N-linked glycosylation is a protein post-trasductional modification that results in the covalent attachment of an oligosaccharide onto a given asparagine residue at the polypeptide chains . It is involved in protein folding, trafficking, and stability, and regulates many cellular activities, especially of extracellular nature . The αsubunit of the IgE high affinity receptor (FcɛRIα) is a transmembrane protein with 7 N-glycosylation sites on the extracellular domain. The glycosylation is key for secretion and stability of the protein .
Herein we have analysed the glycoprofile of the FcɛRIαexpressed in human HEK 293T cells, identifying the presence and the relative abundance of specific glycan epitopes, using Nuclear Magnetic Resonance Spectroscopy.

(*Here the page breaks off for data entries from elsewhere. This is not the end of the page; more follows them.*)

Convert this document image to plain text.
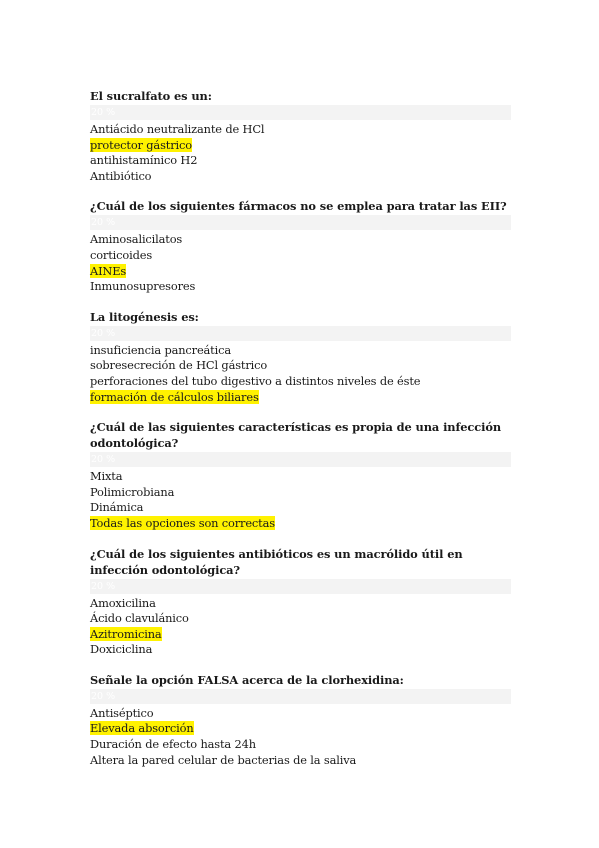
El sucralfato es un:
20 %
Antiácido neutralizante de HCl
protector gástrico
antihistamínico H2
Antibiótico
¿Cuál de los siguientes fármacos no se emplea para tratar las EII?
20 %
Aminosalicilatos
corticoides
AINEs
Inmunosupresores
La litogénesis es:
20 %
insuficiencia pancreática
sobresecreción de HCl gástrico
perforaciones del tubo digestivo a distintos niveles de éste
formación de cálculos biliares
¿Cuál de las siguientes características es propia de una infección odontológica?
20 %
Mixta
Polimicrobiana
Dinámica
Todas las opciones son correctas
¿Cuál de los siguientes antibióticos es un macrólido útil en infección odontológica?
20 %
Amoxicilina
Ácido clavulánico
Azitromicina
Doxiciclina
Señale la opción FALSA acerca de la clorhexidina:
20 %
Antiséptico
Elevada absorción
Duración de efecto hasta 24h
Altera la pared celular de bacterias de la saliva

The anomeric region of the 1H,13C-HSQC spectrum shows a high degree of heterogeneity in terms of glycosylation. The deduced structures include the presence of high-mannose (23%), hybrid (35%), and bi- tri- and tetra-antennary complex type (32%) N-glycans with different degrees of fucosylation and sialylation (Fig 1).
The estimation of the solvent accessible surface area (SASA) of FcɛRIαrevealed that Asn132 is the most protected residue. For that reason, we guessed that the high mannose glycan chain is attached to this site. Molecular modelling protocols permitted to guess that the glycan is packed within the two immunoglobulin domains, thus contributing to the stability and structure of the glycoprotein. This hypothesis has been evaluated by expressing the Asn132Ala mutant. The analysis of the secondary structure of the mutant protein using circular dichroism along with the quantification of the 1H,13C-HSQC spectrum has permitted to describe the existing differences in glycan composition between the WT and mutant poroteins.